If the goal of tax reform is to boost domestic growth and make U.S. businesses more competitive, then tax reform should maintain/protect R&D tax incentives that encourage innovation.
Background: How strengthening the R&D credit unlocks growth
R&D tax credit is temporary, so its effectiveness is limited
Since its inception as a temporary provision in 1981, the federal R&D tax credit has been extended 15 times, typically in one- or two-year increments, and is often allowed to expire before being extended retroactively. This lack of permanence means businesses can’t rely on it for business/investment planning.
A permanent credit would give companies the confidence to invest in R&D, offset the cost of innovation and level the playing field for high-paying jobs that strengthen the U.S. economy.
Businesses need a simple, more effective credit
Burdensome record-keeping requirements and complex administrative hurdles plague the R&D credit. To qualify for the traditional credit, businesses typically must establish a decades-long historical baseline for research spending. And while the alternative simplified credit (ASC) offers an easier claim and calculation process, it carries a reduced rate of 14%.
A strengthened ASC means an R&D credit that’s more effective in the global race for R&D investment. Grant Thornton supports increasing the ASC rate from 14% to 20%. Further, to balance the effective credit rate for start-up (fewer than three years of R&D spend) and established companies, we recommend a rate increase for start-ups from 6% to 10%. Finally, current Treasury regulations limiting the ASC to original returns create needless administrative burdens. Alleviate those burdens by allowing the ASC to be elected on amended tax returns.

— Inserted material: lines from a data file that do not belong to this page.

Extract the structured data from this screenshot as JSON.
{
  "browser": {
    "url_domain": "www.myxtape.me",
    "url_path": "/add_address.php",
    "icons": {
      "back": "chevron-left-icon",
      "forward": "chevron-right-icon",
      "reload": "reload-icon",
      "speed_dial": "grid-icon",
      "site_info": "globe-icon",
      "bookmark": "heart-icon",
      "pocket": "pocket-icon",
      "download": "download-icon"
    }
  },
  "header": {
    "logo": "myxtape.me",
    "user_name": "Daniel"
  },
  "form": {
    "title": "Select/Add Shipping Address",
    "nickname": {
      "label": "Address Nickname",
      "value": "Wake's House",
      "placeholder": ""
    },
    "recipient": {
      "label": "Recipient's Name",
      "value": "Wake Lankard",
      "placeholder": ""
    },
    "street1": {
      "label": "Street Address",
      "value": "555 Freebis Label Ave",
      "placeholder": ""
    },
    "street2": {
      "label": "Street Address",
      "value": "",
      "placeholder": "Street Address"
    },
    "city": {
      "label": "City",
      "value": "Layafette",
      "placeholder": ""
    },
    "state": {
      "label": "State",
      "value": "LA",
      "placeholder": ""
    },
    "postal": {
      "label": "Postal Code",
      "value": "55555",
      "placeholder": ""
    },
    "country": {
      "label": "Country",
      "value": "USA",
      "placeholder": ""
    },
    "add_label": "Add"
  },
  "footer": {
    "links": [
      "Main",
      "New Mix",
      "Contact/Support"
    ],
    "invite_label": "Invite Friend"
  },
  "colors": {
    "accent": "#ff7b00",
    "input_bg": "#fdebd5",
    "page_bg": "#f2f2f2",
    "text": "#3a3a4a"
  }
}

A refundable credit encourages R&D expenditures
Many small companies, especially start-up ventures and pass-through entities, aren’t incentivized by the current credit scheme because the credit can only be used to offset regular taxable income. And while unused credits can carry forward, many companies don’t claim R&D credits early on because they won’t benefit for years. Factor in, too, that many pass-through owners are subject to alternative minimum tax that can’t be offset by R&D tax credits. All of this means that many of the entrepreneurial and dynamic companies that could drive growth and job creation receive no benefit from the R&D credit.
Grant Thornton believes that start-up ventures and pass-through entities are key drivers of innovation in America. An effective way to incentivize these companies to increase their R&D investment and maintain their growth within the U.S. is to make a portion of the R&D credit refundable. The refundable portion could be limited to start-up companies (e.g., first five years of existence) and/or based on the size of the company (say, under $50 million of annual revenues). Finally, place a cap on the annual refundable credit offered to each company (e.g., $250,000) to limit incentive enhancement costs.